Article-How prioritising mental health support can lead to a better work environment

Canva mental health.jpg
Investing in mental health is not just about reducing employee turnover. It is about fostering a holistic, supportive environment.

The challenges of modern life can be overwhelming, from financial burdens to the daily struggles of managing work and family. And for many of us, our jobs present their own unique challenges and pressures, from prolonged hours to overwhelming amounts of work and tight deadlines. All of these high-pressure situations can often lead to burnout at the workplace. 

In my role at Cigna Healthcare, I have seen the direct and indirect impact of mental health on work culture, productivity, and, ultimately, business success. There is a clear link between the employees’ well-being and an organisation’s overall health. 

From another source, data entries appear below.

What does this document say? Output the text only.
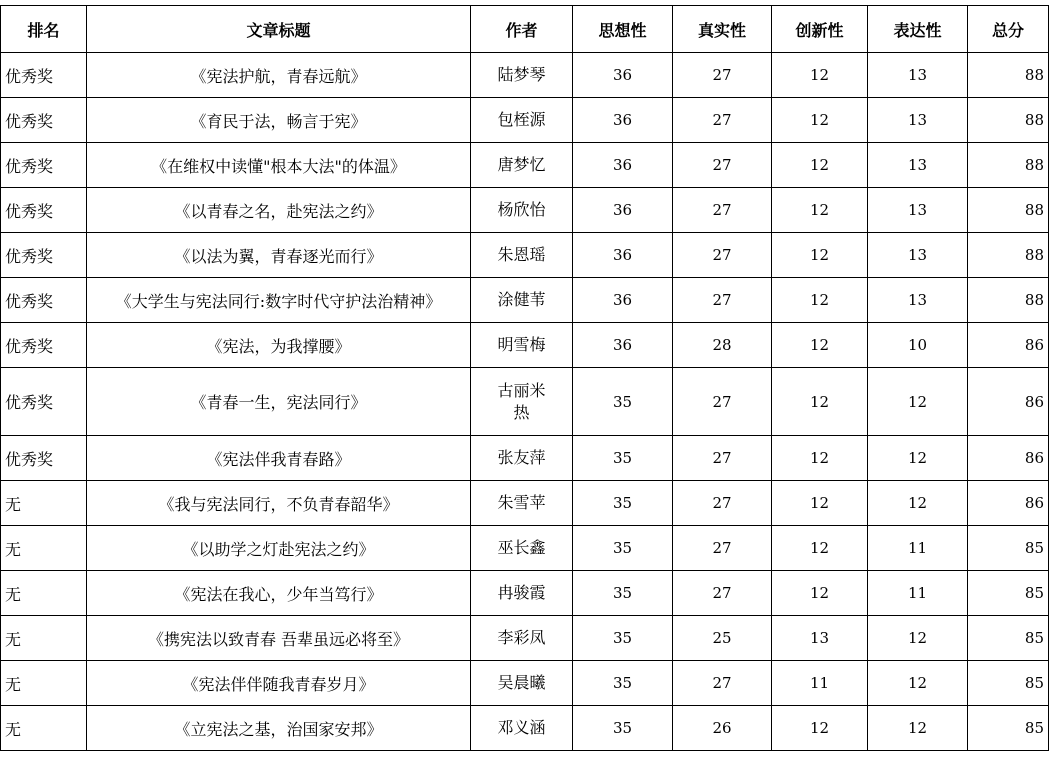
排名	文章标题	作者	思想性	真实性	创新性	表达性	总分
优秀奖	《宪法护航，青春远航》	陆梦琴	36	27	12	13	88
优秀奖	《育民于法，畅言于宪》	包桎源	36	27	12	13	88
优秀奖	《在维权中读懂"根本大法"的体温》	唐梦忆	36	27	12	13	88
优秀奖	《以青春之名，赴宪法之约》	杨欣怡	36	27	12	13	88
优秀奖	《以法为翼，青春逐光而行》	朱恩瑶	36	27	12	13	88
优秀奖	《大学生与宪法同行:数字时代守护法治精神》	涂健苇	36	27	12	13	88
优秀奖	《宪法，为我撑腰》	明雪梅	36	28	12	10	86
优秀奖	《青春一生，宪法同行》	古丽米热	35	27	12	12	86
优秀奖	《宪法伴我青春路》	张友萍	35	27	12	12	86
无	《我与宪法同行，不负青春韶华》	朱雪苹	35	27	12	12	86
无	《以助学之灯赴宪法之约》	巫长鑫	35	27	12	11	85
无	《宪法在我心，少年当笃行》	冉骏霞	35	27	12	11	85
无	《携宪法以致青春 吾辈虽远必将至》	李彩凤	35	25	13	12	85
无	《宪法伴伴随我青春岁月》	吴晨曦	35	27	11	12	85
无	《立宪法之基，治国家安邦》	邓义涵	35	26	12	12	85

Recently, the workplace landscape has dramatically shifted. Our annual 360 Well-being Survey illustrates this changing dynamic, revealing high levels of stress among employees and a profound disconnect between what employees expect from their employers and what they receive. Strikingly, 55 per cent of respondents in the UAE expressed a desire to change jobs – a number that has significantly increased in the past year, compared to a global average of 36 per cent. These findings underscore a pressing need for action. 

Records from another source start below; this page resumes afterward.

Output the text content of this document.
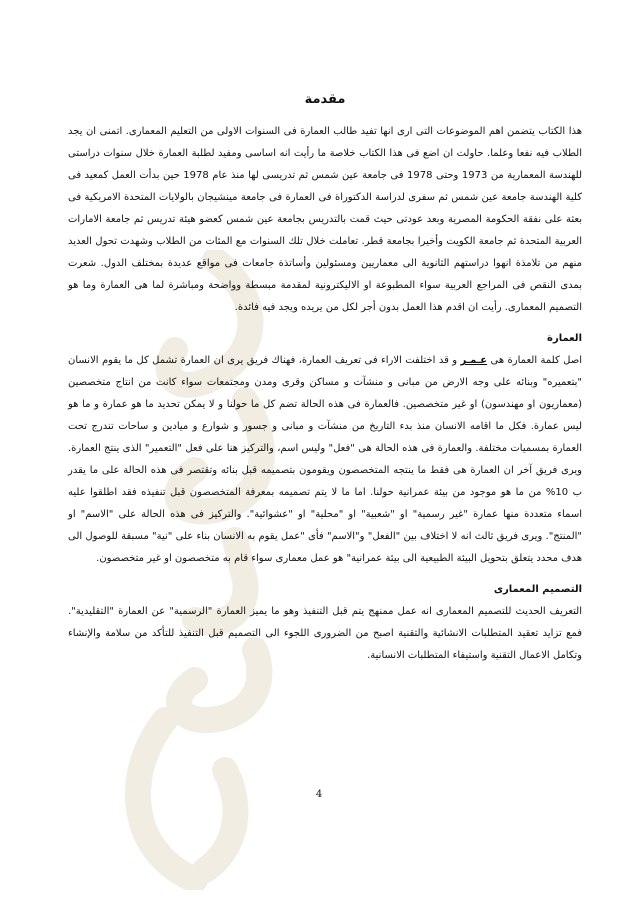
مقدمة

هذا الكتاب يتضمن اهم الموضوعات التى ارى انها تفيد طالب العمارة فى السنوات الاولى من التعليم المعمارى. اتمنى ان يجد الطلاب فيه نفعا وعلما. حاولت ان اضع فى هذا الكتاب خلاصة ما رأيت انه اساسى ومفيد لطلبة العمارة خلال سنوات دراستى للهندسة المعمارية من 1973 وحتى 1978 فى جامعة عين شمس ثم تدريسى لها منذ عام 1978 حين بدأت العمل كمعيد فى كلية الهندسة جامعة عين شمس ثم سفرى لدراسة الدكتوراة فى العمارة فى جامعة مينشيجان بالولايات المتحدة الامريكية فى بعثة على نفقة الحكومة المصرية وبعد عودتى حيث قمت بالتدريس بجامعة عين شمس كعضو هيئة تدريس ثم جامعة الامارات العربية المتحدة ثم جامعة الكويت وأخيرا بجامعة قطر. تعاملت خلال تلك السنوات مع المئات من الطلاب وشهدت تحول العديد منهم من تلامذة انهوا دراستهم الثانوية الى معماريين ومسئولين وأساتذة جامعات فى مواقع عديدة بمختلف الدول. شعرت بمدى النقص فى المراجع العربية سواء المطبوعة او الاليكترونية لمقدمة مبسطة وواضحة ومباشرة لما هى العمارة وما هو التصميم المعمارى. رأيت ان اقدم هذا العمل بدون أجر لكل من يريده ويجد فيه فائدة.

العمارة

اصل كلمة العمارة هى عـمـر و قد اختلفت الاراء فى تعريف العمارة، فهناك فريق يرى ان العمارة تشمل كل ما يقوم الانسان "بتعميره" وبنائه على وجه الارض من مبانى و منشآت و مساكن وقرى ومدن ومجتمعات سواء كانت من انتاج متخصصين (معماريون او مهندسون) او غير متخصصين. فالعمارة فى هذه الحالة تضم كل ما حولنا و لا يمكن تحديد ما هو عمارة و ما هو ليس عمارة. فكل ما اقامه الانسان منذ بدء التاريخ من منشآت و مبانى و جسور و شوارع و ميادين و ساحات تندرج تحت العمارة بمسميات مختلفة. والعمارة فى هذه الحالة هى "فعل" وليس اسم، والتركيز هنا على فعل "التعمير" الذى ينتج العمارة. ويرى فريق آخر ان العمارة هى فقط ما ينتجه المتخصصون ويقومون بتصميمه قبل بنائه وتقتصر فى هذه الحالة على ما يقدر ب 10% من ما هو موجود من بيئة عمرانية حولنا. اما ما لا يتم تصميمه بمعرفة المتخصصون قبل تنفيذه فقد اطلقوا عليه اسماء متعددة منها عمارة "غير رسمية" او "شعبية" او "محلية" او "عشوائية". والتركيز فى هذه الحالة على "الاسم" او "المنتج". ويرى فريق ثالث انه لا اختلاف بين "الفعل" و"الاسم" فأى "عمل يقوم به الانسان بناء على "نية" مسبقة للوصول الى هدف محدد يتعلق بتحويل البيئة الطبيعية الى بيئة عمرانية" هو عمل معمارى سواء قام به متخصصون او غير متخصصون.

التصميم المعمارى

التعريف الحديث للتصميم المعمارى انه عمل ممنهج يتم قبل التنفيذ وهو ما يميز العمارة "الرسمية" عن العمارة "التقليدية". فمع تزايد تعقيد المتطلبات الانشائية والتقنية اصبح من الضرورى اللجوء الى التصميم قبل التنفيذ للتأكد من سلامة والإنشاء وتكامل الاعمال التقنية واستيفاء المتطلبات الانسانية.

4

It is especially concerning that Gen Z employees seem to be particularly vulnerable and suffer from poor mental health at the workplace. Again, in our Cigna Healthcare survey, we found that 91 per cent of Gen Z workers, aged 18 to 24, reported feeling stressed, compared to the average of 84 per cent. There are various theories as to why this might be – this is a generation that studied for their degrees in isolation during the pandemic, heightening social anxiety, with precarious economic situations also taking a toll on them.  

Related: Harnessing virtual reality therapy for improved mental health

When placed in high-stress fields like the medical industry, where decisions can literally be a matter of life and death, the impact of such pressure on young professionals becomes even more apparent. This pattern is not limited to one profession alone – as employers, we have a responsibility to address these challenges wherever they appear. 

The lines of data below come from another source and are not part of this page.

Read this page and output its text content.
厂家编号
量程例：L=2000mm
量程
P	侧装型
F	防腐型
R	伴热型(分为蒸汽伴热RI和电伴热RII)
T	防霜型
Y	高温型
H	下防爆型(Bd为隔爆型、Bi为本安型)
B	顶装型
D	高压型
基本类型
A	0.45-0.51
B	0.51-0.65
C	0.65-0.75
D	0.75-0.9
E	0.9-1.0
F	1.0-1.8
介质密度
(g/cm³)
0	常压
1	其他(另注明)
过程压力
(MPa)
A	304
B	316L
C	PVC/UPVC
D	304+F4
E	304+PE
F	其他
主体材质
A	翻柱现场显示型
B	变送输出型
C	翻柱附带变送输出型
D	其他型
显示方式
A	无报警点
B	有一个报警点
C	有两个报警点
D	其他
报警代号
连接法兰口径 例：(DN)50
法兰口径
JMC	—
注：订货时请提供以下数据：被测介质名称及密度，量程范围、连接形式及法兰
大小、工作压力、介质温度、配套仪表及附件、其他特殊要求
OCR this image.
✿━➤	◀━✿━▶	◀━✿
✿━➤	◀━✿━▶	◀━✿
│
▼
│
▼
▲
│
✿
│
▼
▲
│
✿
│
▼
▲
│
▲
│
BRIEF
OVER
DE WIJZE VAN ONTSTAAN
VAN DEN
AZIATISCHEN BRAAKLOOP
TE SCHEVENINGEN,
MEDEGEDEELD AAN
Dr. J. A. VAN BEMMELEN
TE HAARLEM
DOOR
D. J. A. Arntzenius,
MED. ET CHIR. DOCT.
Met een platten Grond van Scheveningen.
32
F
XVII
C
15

Internally, we recently launched a campaign called “The 5% Pledge”, urging CEOs, business leaders, and people managers to make a public commitment to set aside 5 per cent of their annual working hours to foster transformation in organisational cultures, proactively address employee well-being, and eliminate stigmas associated with mental health issues. By doing so, we can cultivate a progressive culture and attract top talent. 

But investing in mental health is not just about mitigating stress or reducing employee turnover, although these are important outcomes. It is about fostering a holistic, supportive environment that recognises the fundamental role of mental health in overall well-being. As we spend a significant portion of our lives at work, the workplace must be a space that promotes not just physical safety but psychological well-being too. 

The workplace often represents a primary social interaction hub, particularly for single employees, and a mentally healthy workplace can contribute positively to overall mental well-being. On the contrary, a toxic work environment can have severe repercussions, driving employees to seek other opportunities, as our survey reveals. 

Addressing gaps in mental healthcare 

Unfortunately, the current landscape lacks sufficient support for mental health guidance, not only in the medical field but across industries. There are significant gaps that need to be filled, and it is crucial for companies to address this. Tackling these challenges requires a multi-faceted approach that involves listening, developing, and implementing meaningful changes. From a business perspective, investing in mental health makes sense, as happier employees are more likely to perform better and stay with the company. 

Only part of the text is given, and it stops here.